Los resultados sugieren que, aunque la fumigación parecería disminuir las masacres, un mayor número de hectáreas asperjadas no reduce las masacres (mitad superior del gráfico) ni tampoco los homicidios (parte inferior del gráfico), sino que los aumenta.
Es más: en todos los casos, la variable que afecta de manera más clara las masacres y homicidios es la presencia de grupos armados.
Aunque el ejercicio anterior es simple, sus resultados indican con suficiente claridad que lo que ha dicho el gobierno no es cierto.
Puede leer: Cifras falsas sobre cultivos de coca
La nueva ola de violencia: ¿coca o errores del Estado?
El gráfico sugiere también que la presencia de cultivos en sí misma no explica los niveles de violencia, aunque los municipios con más hectáreas asperjadas y cultivadas tienden a tener más masacres y homicidios.
Hay que tener en cuenta la variación en los niveles y tipos de violencia que enfrentan los municipios con coca. Esto depende de la competencia entre grupos armados, las políticas de la fuerza pública, y la relación entre los civiles y los grupos armados.
Con frecuencia las masacres obedecen al intento de grupos armados de controlar a la población civil. Las masacres tienden a ocurrir donde o cuando hay más competencia territorial entre estos grupos armados.
Las masacres de las últimas semanas no son un completo regreso al pasado, pero tampoco son del todo nuevas. Aunque los homicidios y otras acciones violentas han disminuido como resultado del proceso de paz, los grupos armados no han desaparecido.
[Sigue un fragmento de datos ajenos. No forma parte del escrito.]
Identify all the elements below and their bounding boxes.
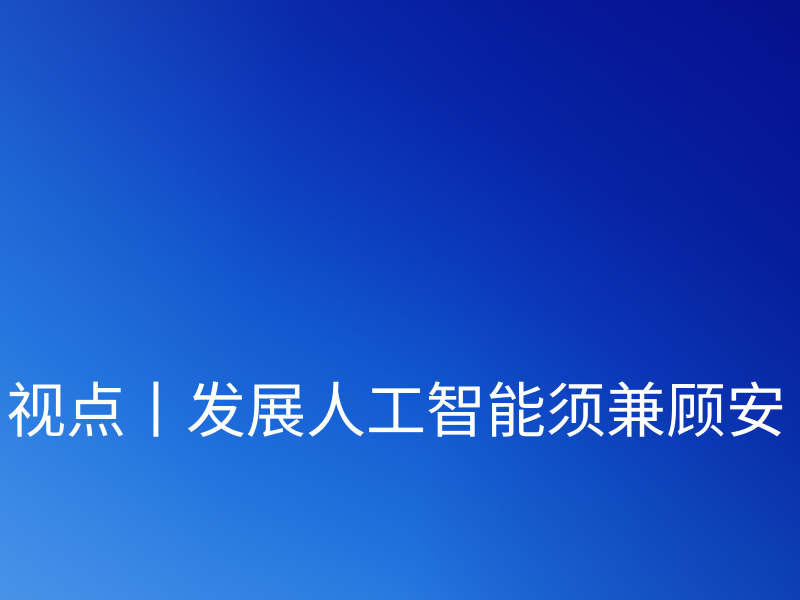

Los desplazamientos forzados, el aumento del control territorial y el asesinato de líderes sociales son la manifestación constante de la inseguridad que viven muchas comunidades.
Las masacres son la extensión de inseguridades crónicas en muchos territorios. Y si bien el narcotráfico es el motor de muchas de las disputas, otras se deben a distintas industrias ilegales o a conflictos sociales diferentes. Es necesario investigar, en vez de suponer las causas, como parece hacer el ministro de Defensa.
Indudablemente, algunos asesinatos de líderes sociales reflejan las estrategias de grupos ligados al narcotráfico de silenciar a quienes se oponen a sus actividades, como ha sido evidente con la comunidad Awá en Llorente.
Pero las políticas del Estado también han sido el motor de conflictos recientes en zonas cocaleras. En abril, un líder Awa murió en medio de un conflicto entre un grupo de erradicación forzosa y la comunidad en Nariño. Esta erradicación sucedió en medio de la pandemia y sin consulta previa.
Según el Observatorio de Restitución y Regulación de Derechos de Propiedad Agraria, entre 2016 y 2020 ha habido 95 incidentes entre campesinos y fuerzas del Estado en el marco de erradicaciones forzada. La mayoría de estos –51 en total– han ocurrido este año.
Estos conflictos reflejan que, aunque el gobierno dice que combina las estrategias en zonas cocaleras, hay una completa descoordinación, y sus políticas en sí mismas son un motor de conflicto.